Фредерика с Жако отправляются в церковь Святого Симеона. Дэниел сидит в своем ячеистом закутке и уговаривает какого-то парня дойти до больницы, тот завалил экзамены и принял шесть таблеток кодеина. Потом парень вешает трубку: то ли надоело, то ли в сон потянуло, то ли и впрямь от отчаяния. Дэниел делает запись в журнале.
– Он, похоже, сам знает, что от шести таблеток не умирают. Хотя их иногда не поймешь… Вы чего пришли-то?
– Джуд. Джуд пропал, а нужно, чтобы он подписал бумаги на апелляцию. Ну и волнуемся за него, конечно. Нужно найти его, убедиться, что все в порядке, это прежде всего…
– Он не приходил.
– А звонил? – не отступает Фредерика.
– Если бы звонил, я бы не имел права об этом сказать. Но нет, не звонил.
– Не знаешь, где он жил? Хоть примерно?
– В общем, нет… Было ощущение, что где-то на юге Лондона, но почему – не знаю.
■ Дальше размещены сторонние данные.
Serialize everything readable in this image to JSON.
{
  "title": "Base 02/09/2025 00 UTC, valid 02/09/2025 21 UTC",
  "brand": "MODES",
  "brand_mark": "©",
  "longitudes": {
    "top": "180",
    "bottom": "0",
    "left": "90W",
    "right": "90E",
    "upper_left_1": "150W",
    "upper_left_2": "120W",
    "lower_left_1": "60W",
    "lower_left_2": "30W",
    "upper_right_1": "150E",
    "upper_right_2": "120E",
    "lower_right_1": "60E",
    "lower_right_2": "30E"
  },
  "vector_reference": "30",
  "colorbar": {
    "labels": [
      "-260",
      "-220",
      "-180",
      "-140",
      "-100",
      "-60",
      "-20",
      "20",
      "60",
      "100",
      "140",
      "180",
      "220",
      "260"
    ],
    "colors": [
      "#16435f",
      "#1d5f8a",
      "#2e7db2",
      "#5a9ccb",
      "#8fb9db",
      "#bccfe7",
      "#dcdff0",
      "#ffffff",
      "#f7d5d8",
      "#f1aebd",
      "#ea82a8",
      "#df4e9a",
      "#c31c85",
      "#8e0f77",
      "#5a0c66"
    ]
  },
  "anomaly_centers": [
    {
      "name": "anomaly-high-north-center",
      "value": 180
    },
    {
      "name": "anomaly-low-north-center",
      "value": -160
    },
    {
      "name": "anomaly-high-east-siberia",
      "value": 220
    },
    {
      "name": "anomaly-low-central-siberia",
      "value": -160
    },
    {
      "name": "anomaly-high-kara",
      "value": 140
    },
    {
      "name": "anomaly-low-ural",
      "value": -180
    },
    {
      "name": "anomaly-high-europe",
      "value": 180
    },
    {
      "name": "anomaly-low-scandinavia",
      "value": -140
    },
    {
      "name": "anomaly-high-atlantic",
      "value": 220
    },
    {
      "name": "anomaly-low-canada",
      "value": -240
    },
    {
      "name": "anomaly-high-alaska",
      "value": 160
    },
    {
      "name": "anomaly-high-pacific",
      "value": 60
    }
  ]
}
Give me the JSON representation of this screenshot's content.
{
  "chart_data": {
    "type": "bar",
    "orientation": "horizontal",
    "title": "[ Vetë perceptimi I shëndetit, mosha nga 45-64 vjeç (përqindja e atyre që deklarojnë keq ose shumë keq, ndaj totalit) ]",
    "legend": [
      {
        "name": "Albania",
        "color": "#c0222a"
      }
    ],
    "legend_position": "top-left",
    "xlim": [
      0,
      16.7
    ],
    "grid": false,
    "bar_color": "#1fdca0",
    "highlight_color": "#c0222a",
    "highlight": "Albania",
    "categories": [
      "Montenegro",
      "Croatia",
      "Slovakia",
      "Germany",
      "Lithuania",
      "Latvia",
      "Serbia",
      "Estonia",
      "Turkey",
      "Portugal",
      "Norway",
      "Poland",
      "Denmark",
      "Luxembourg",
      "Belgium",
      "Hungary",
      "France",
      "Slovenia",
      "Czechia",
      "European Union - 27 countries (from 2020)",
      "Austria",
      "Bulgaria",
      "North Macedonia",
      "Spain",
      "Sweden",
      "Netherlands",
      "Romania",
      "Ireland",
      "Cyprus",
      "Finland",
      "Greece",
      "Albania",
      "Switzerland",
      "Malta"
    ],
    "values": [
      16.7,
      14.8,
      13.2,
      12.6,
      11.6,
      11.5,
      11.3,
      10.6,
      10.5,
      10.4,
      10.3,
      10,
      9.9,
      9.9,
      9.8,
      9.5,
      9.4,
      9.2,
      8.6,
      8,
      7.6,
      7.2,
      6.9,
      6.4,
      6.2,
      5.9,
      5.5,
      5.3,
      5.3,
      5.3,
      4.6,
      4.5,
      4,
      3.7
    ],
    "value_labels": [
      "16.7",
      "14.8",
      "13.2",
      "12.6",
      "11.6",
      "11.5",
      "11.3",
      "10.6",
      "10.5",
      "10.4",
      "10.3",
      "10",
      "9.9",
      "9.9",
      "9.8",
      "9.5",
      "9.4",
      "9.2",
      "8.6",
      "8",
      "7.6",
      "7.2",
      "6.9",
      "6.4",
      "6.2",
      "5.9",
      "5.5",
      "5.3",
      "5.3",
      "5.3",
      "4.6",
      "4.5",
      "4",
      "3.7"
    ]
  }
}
– Мы как-то вместе в метро ехали в моем направлении, он сказал, что ему «домой».
– На юге – это полгорода, – говорит Жако. – К тому же он мог уехать. Хотя у него не было денег…
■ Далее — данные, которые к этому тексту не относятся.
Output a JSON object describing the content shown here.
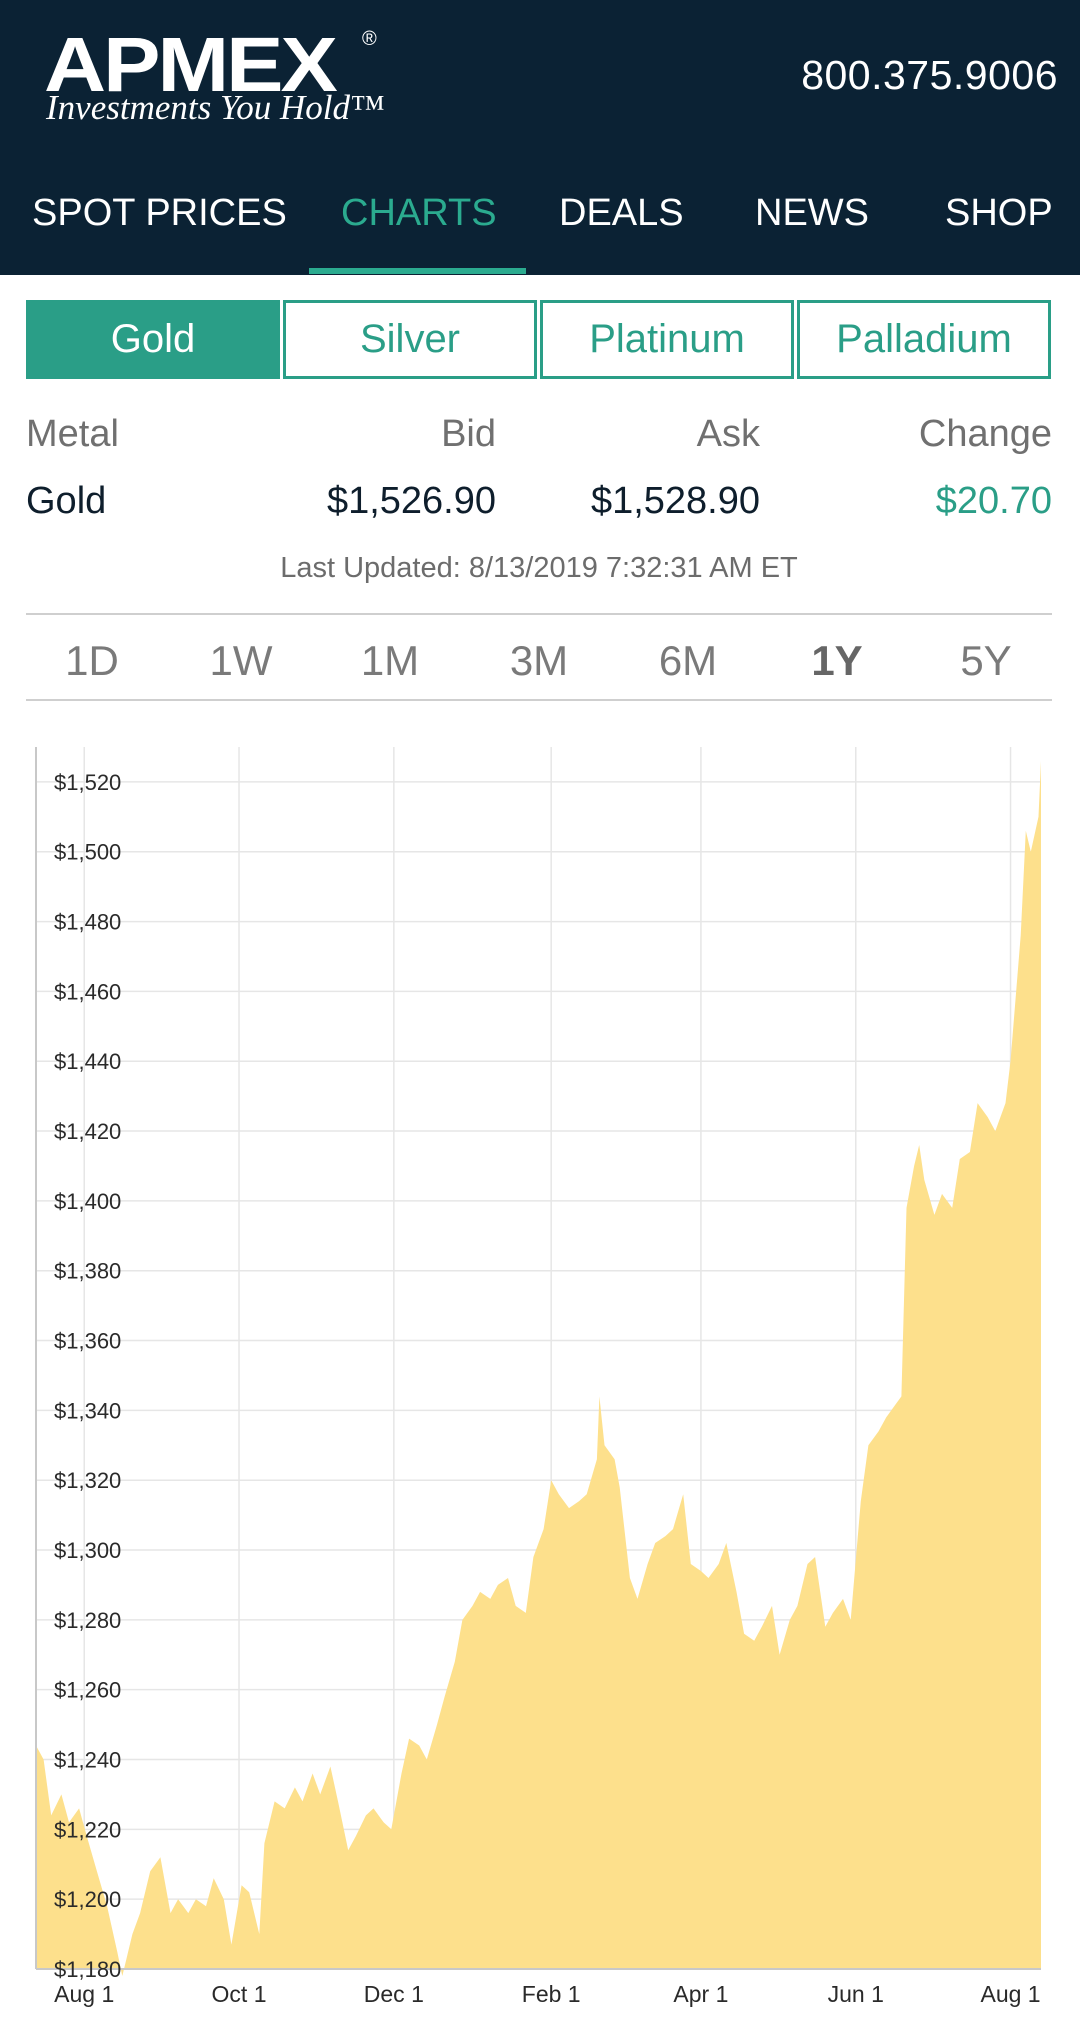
{
  "header": {
    "logo_text": "APMEX",
    "logo_reg": "®",
    "tagline": "Investments You Hold™",
    "phone": "800.375.9006"
  },
  "nav": {
    "items": [
      {
        "label": "SPOT PRICES",
        "active": false
      },
      {
        "label": "CHARTS",
        "active": true
      },
      {
        "label": "DEALS",
        "active": false
      },
      {
        "label": "NEWS",
        "active": false
      },
      {
        "label": "SHOP",
        "active": false
      }
    ]
  },
  "metal_tabs": [
    {
      "label": "Gold",
      "active": true
    },
    {
      "label": "Silver",
      "active": false
    },
    {
      "label": "Platinum",
      "active": false
    },
    {
      "label": "Palladium",
      "active": false
    }
  ],
  "price_table": {
    "headers": {
      "metal": "Metal",
      "bid": "Bid",
      "ask": "Ask",
      "change": "Change"
    },
    "row": {
      "metal": "Gold",
      "bid": "$1,526.90",
      "ask": "$1,528.90",
      "change": "$20.70"
    },
    "last_updated": "Last Updated: 8/13/2019 7:32:31 AM ET"
  },
  "time_ranges": [
    {
      "label": "1D",
      "active": false
    },
    {
      "label": "1W",
      "active": false
    },
    {
      "label": "1M",
      "active": false
    },
    {
      "label": "3M",
      "active": false
    },
    {
      "label": "6M",
      "active": false
    },
    {
      "label": "1Y",
      "active": true
    },
    {
      "label": "5Y",
      "active": false
    }
  ],
  "colors": {
    "header_bg": "#0b2234",
    "accent": "#2a9e87",
    "area_fill": "#fde08c",
    "grid": "#e6e6e6"
  },
  "chart_data": {
    "type": "area",
    "title": "",
    "xlabel": "",
    "ylabel": "",
    "ylim": [
      1180,
      1530
    ],
    "y_ticks": [
      1180,
      1200,
      1220,
      1240,
      1260,
      1280,
      1300,
      1320,
      1340,
      1360,
      1380,
      1400,
      1420,
      1440,
      1460,
      1480,
      1500,
      1520
    ],
    "y_tick_labels": [
      "$1,180",
      "$1,200",
      "$1,220",
      "$1,240",
      "$1,260",
      "$1,280",
      "$1,300",
      "$1,320",
      "$1,340",
      "$1,360",
      "$1,380",
      "$1,400",
      "$1,420",
      "$1,440",
      "$1,460",
      "$1,480",
      "$1,500",
      "$1,520"
    ],
    "x_range": [
      "2018-07-13",
      "2019-08-13"
    ],
    "x_ticks": [
      {
        "date": "2018-08-01",
        "label": "Aug 1"
      },
      {
        "date": "2018-10-01",
        "label": "Oct 1"
      },
      {
        "date": "2018-12-01",
        "label": "Dec 1"
      },
      {
        "date": "2019-02-01",
        "label": "Feb 1"
      },
      {
        "date": "2019-04-01",
        "label": "Apr 1"
      },
      {
        "date": "2019-06-01",
        "label": "Jun 1"
      },
      {
        "date": "2019-08-01",
        "label": "Aug 1"
      }
    ],
    "grid": true,
    "series": [
      {
        "name": "",
        "points": [
          [
            "2018-07-13",
            1244
          ],
          [
            "2018-07-16",
            1240
          ],
          [
            "2018-07-19",
            1224
          ],
          [
            "2018-07-23",
            1230
          ],
          [
            "2018-07-26",
            1222
          ],
          [
            "2018-07-30",
            1226
          ],
          [
            "2018-08-02",
            1218
          ],
          [
            "2018-08-06",
            1208
          ],
          [
            "2018-08-10",
            1198
          ],
          [
            "2018-08-14",
            1185
          ],
          [
            "2018-08-16",
            1178
          ],
          [
            "2018-08-20",
            1190
          ],
          [
            "2018-08-23",
            1196
          ],
          [
            "2018-08-27",
            1208
          ],
          [
            "2018-08-31",
            1212
          ],
          [
            "2018-09-04",
            1196
          ],
          [
            "2018-09-07",
            1200
          ],
          [
            "2018-09-11",
            1196
          ],
          [
            "2018-09-14",
            1200
          ],
          [
            "2018-09-18",
            1198
          ],
          [
            "2018-09-21",
            1206
          ],
          [
            "2018-09-25",
            1200
          ],
          [
            "2018-09-28",
            1187
          ],
          [
            "2018-10-02",
            1204
          ],
          [
            "2018-10-05",
            1202
          ],
          [
            "2018-10-09",
            1190
          ],
          [
            "2018-10-11",
            1216
          ],
          [
            "2018-10-15",
            1228
          ],
          [
            "2018-10-19",
            1226
          ],
          [
            "2018-10-23",
            1232
          ],
          [
            "2018-10-26",
            1228
          ],
          [
            "2018-10-30",
            1236
          ],
          [
            "2018-11-02",
            1230
          ],
          [
            "2018-11-06",
            1238
          ],
          [
            "2018-11-09",
            1228
          ],
          [
            "2018-11-13",
            1214
          ],
          [
            "2018-11-16",
            1218
          ],
          [
            "2018-11-20",
            1224
          ],
          [
            "2018-11-23",
            1226
          ],
          [
            "2018-11-27",
            1222
          ],
          [
            "2018-11-30",
            1220
          ],
          [
            "2018-12-04",
            1236
          ],
          [
            "2018-12-07",
            1246
          ],
          [
            "2018-12-11",
            1244
          ],
          [
            "2018-12-14",
            1240
          ],
          [
            "2018-12-18",
            1250
          ],
          [
            "2018-12-21",
            1258
          ],
          [
            "2018-12-25",
            1268
          ],
          [
            "2018-12-28",
            1280
          ],
          [
            "2019-01-01",
            1284
          ],
          [
            "2019-01-04",
            1288
          ],
          [
            "2019-01-08",
            1286
          ],
          [
            "2019-01-11",
            1290
          ],
          [
            "2019-01-15",
            1292
          ],
          [
            "2019-01-18",
            1284
          ],
          [
            "2019-01-22",
            1282
          ],
          [
            "2019-01-25",
            1298
          ],
          [
            "2019-01-29",
            1306
          ],
          [
            "2019-02-01",
            1320
          ],
          [
            "2019-02-04",
            1316
          ],
          [
            "2019-02-08",
            1312
          ],
          [
            "2019-02-12",
            1314
          ],
          [
            "2019-02-15",
            1316
          ],
          [
            "2019-02-19",
            1326
          ],
          [
            "2019-02-20",
            1344
          ],
          [
            "2019-02-22",
            1330
          ],
          [
            "2019-02-26",
            1326
          ],
          [
            "2019-02-28",
            1318
          ],
          [
            "2019-03-04",
            1292
          ],
          [
            "2019-03-07",
            1286
          ],
          [
            "2019-03-11",
            1296
          ],
          [
            "2019-03-14",
            1302
          ],
          [
            "2019-03-18",
            1304
          ],
          [
            "2019-03-21",
            1306
          ],
          [
            "2019-03-25",
            1316
          ],
          [
            "2019-03-28",
            1296
          ],
          [
            "2019-04-01",
            1294
          ],
          [
            "2019-04-04",
            1292
          ],
          [
            "2019-04-08",
            1296
          ],
          [
            "2019-04-11",
            1302
          ],
          [
            "2019-04-15",
            1288
          ],
          [
            "2019-04-18",
            1276
          ],
          [
            "2019-04-22",
            1274
          ],
          [
            "2019-04-25",
            1278
          ],
          [
            "2019-04-29",
            1284
          ],
          [
            "2019-05-02",
            1270
          ],
          [
            "2019-05-06",
            1280
          ],
          [
            "2019-05-09",
            1284
          ],
          [
            "2019-05-13",
            1296
          ],
          [
            "2019-05-16",
            1298
          ],
          [
            "2019-05-20",
            1278
          ],
          [
            "2019-05-23",
            1282
          ],
          [
            "2019-05-27",
            1286
          ],
          [
            "2019-05-30",
            1280
          ],
          [
            "2019-06-03",
            1314
          ],
          [
            "2019-06-06",
            1330
          ],
          [
            "2019-06-10",
            1334
          ],
          [
            "2019-06-13",
            1338
          ],
          [
            "2019-06-17",
            1342
          ],
          [
            "2019-06-19",
            1344
          ],
          [
            "2019-06-21",
            1398
          ],
          [
            "2019-06-24",
            1410
          ],
          [
            "2019-06-26",
            1416
          ],
          [
            "2019-06-28",
            1406
          ],
          [
            "2019-07-02",
            1396
          ],
          [
            "2019-07-05",
            1402
          ],
          [
            "2019-07-09",
            1398
          ],
          [
            "2019-07-12",
            1412
          ],
          [
            "2019-07-16",
            1414
          ],
          [
            "2019-07-19",
            1428
          ],
          [
            "2019-07-23",
            1424
          ],
          [
            "2019-07-26",
            1420
          ],
          [
            "2019-07-30",
            1428
          ],
          [
            "2019-08-01",
            1440
          ],
          [
            "2019-08-05",
            1476
          ],
          [
            "2019-08-07",
            1506
          ],
          [
            "2019-08-09",
            1500
          ],
          [
            "2019-08-12",
            1510
          ],
          [
            "2019-08-13",
            1526
          ]
        ]
      }
    ]
  }
}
– А счет в банке есть у него?
– Нет. Мы почтовым переводом посылали, либо он приходил за наличными.
Дэниел отлистывает журнал обратно к тем дням, когда Джуд еще был для него назойливым Железным. Приходит Джинни, предлагает чаю, спрашивает, в чем дело.
– Погодите! Погодите, я что-то вспоминаю… – Она задумывается. – Он ведь со мной почти разговорился, когда Дэниел в Йоркшир уезжал. Он тогда сказал, что живет в башне.
– Вы с книгой путаете.
– Нет-нет. Он сказал: «Тут никто не хочет жить, потому что с башни сорвался ребенок». Видимо, с крыши высотки упал, а он, как всегда, сказал покрасивей…
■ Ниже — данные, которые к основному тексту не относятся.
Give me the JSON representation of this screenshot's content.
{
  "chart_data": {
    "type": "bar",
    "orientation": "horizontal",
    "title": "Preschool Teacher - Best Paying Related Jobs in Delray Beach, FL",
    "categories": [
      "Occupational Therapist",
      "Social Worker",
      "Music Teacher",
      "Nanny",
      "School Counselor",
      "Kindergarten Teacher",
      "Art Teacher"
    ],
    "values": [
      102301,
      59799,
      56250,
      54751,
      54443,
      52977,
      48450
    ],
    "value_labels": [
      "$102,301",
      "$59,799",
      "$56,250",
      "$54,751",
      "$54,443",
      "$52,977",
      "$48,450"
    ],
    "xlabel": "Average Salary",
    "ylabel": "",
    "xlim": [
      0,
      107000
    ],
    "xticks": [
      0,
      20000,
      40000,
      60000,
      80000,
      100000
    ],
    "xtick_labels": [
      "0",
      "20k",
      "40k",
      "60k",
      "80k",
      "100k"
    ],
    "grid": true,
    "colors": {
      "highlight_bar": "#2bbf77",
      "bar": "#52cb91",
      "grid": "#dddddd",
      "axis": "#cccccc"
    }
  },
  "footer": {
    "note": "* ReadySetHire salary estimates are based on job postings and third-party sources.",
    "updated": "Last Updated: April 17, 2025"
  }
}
– Это в книге, – повторяет Жако, – в книге с Балабонской башни упал ребенок.
– Может, он в книгу из жизни перенес, – возражает Джинни, роман не читавшая.
Дэниел качает головой:
– Он много что рассказывал…
– Но попробовать-то можно, – не сдается Джинни. – В местных газетах, в соцслужбах узнать, был такой случай на юге Лондона или нет.
На справки уходит время. Оказывается, падение ребенка с высотного здания не такой редкий случай, им называют Ротерхайт, Брикстон, Пекхэм, Стокуэлл. Дальше путь лежит в местную администрацию, узнать, кто еще жил в тех квартирах. По описанию – никого похожего. Больше всех подходит «башня Уэстуотер», так называется одна из высоток в жилом комплексе «Вордсворт», где все дома по загадочной прихоти застройщиков носят имена озер: «Грасмир», «Деруэнт», «Алсуотер». Впрочем, Вордсворт, как известно, любил Озерный край. В 1962 году с крыши упала девочка двух лет. Семнадцатилетнюю мать обвиняли в убийстве, но суд ее оправдал. Звали девочку Бриллиантина Бейтс, больше никто ничего не знает. В их квартире теперь живет безработный Бен Леппард, про которого говорят, что он «немного не в себе». Фредерика задумчиво хмурит брови:
– Монктон-Пардью. Бенедиктин Пардс. Может быть.
– Он там с шестьдесят второго живет, – сообщает клерк.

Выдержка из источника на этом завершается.